The network firm identifies that the Amendment Bill, which is scheduled to come into effect on March 1, 2023, will restrict licensees from serving retail customers who offer a large economic incentive for operating VA exchanges. Since the new regime will restrict the offering of services to professional investors only, it suggests that VA exchanges operating in Hong Kong currently should off-board retail customers orderly.
Introduced as part of Hong Kong’s statutory anti-money laundering and counter-terrorist financing (AML/CTF) obligations, the Amendment Bill will see VASPs getting a licensing regime alongside dealers in precious metals and stones who will get a registration regime. It will require any person seeking to operate a VA exchange in Hong Kong to apply for a license from the Securities and Futures Commission (SFC), meet a “fit and proper” test, the AML/CTF, and other regulatory requirements. The Bill will also enable the Hong Kong government to address some technical issues related to AML/CTF as identified in Financial Action Task Force (FATF) contexts.

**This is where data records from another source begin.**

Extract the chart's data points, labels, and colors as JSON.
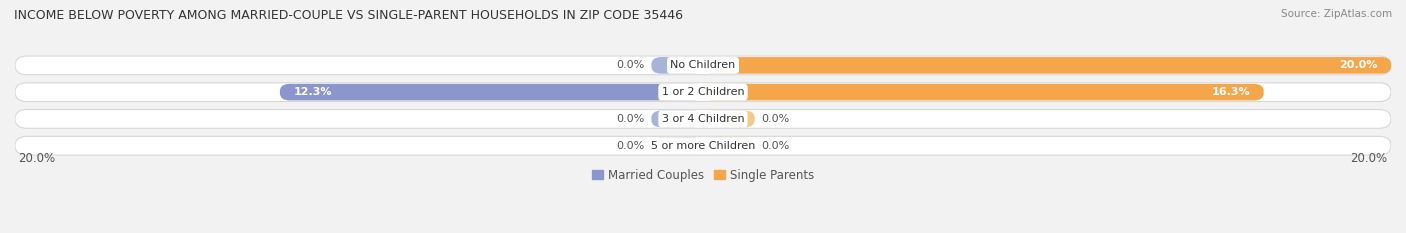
{
  "title": "INCOME BELOW POVERTY AMONG MARRIED-COUPLE VS SINGLE-PARENT HOUSEHOLDS IN ZIP CODE 35446",
  "source": "Source: ZipAtlas.com",
  "categories": [
    "No Children",
    "1 or 2 Children",
    "3 or 4 Children",
    "5 or more Children"
  ],
  "married_values": [
    0.0,
    12.3,
    0.0,
    0.0
  ],
  "single_values": [
    20.0,
    16.3,
    0.0,
    0.0
  ],
  "married_color": "#8B96CC",
  "single_color": "#F5A54A",
  "married_stub_color": "#A8B3D8",
  "single_stub_color": "#F5C98A",
  "axis_max": 20.0,
  "stub_size": 1.5,
  "bg_color": "#F2F2F2",
  "row_bg_color": "#FFFFFF",
  "row_border_color": "#D8D8D8",
  "title_fontsize": 9.0,
  "source_fontsize": 7.5,
  "value_fontsize": 8.0,
  "category_fontsize": 8.0,
  "legend_fontsize": 8.5,
  "axis_label_fontsize": 8.5,
  "bar_height": 0.62,
  "married_label": "Married Couples",
  "single_label": "Single Parents"
}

While the regime will bring all cryptocurrency exchange-related activities under the SFC, notes PWC HK, it is also a concrete step in “closing the loop” on VAs – though it is not clear that VAs like non-fungible tokens or metaverse tokens would be subjected to the new regime.
“We expect further expansionary steps to be taken in the future until the SFC has comprehensive jurisdiction over all VA-related activities,” PWC HK states. “It is a significant development because, for the first time, the SFC is seeking to extend its governance directly over VA (including any type of VA that would not be typically caught by the definition of a ‘security’).”
The other drawback pointed out by PWC HK is the regulator’s expectations regarding the applicant’s level of sophistication and the build-out of its infrastructure as well as the ongoing cost of compliance. The firm says these together will set a high entry bar for participants.
The law firm, Gianni & Origoni, considers the upcoming regime to be more restrictive than those in Singapore or the United Kingdom. According to the proposed licensing regime, it is a criminal offense to operate a VA exchange in Hong Kong without a licence or to publicly promote/provide the services of an overseas exchange that is not licensed in Hong Kong. Offenders are liable to pay a fine of between HKD500,000 (about US$65,000) and HKD5 million as well as up to seven years in prison. Existing exchanges in Hong Kong have a 9-month transition period to file their applications with the SFC and confirm their compliance with all regulatory requirements while potential exchanges seeking the license need to complete the process before the March 2023 deadline.
“The future is certainly bright for the VA market in Hong Kong,” PWC HK states, as it praises the sufficient flexibility built in the regime, “ And we look forward to further regulatory development/innovation in this space.”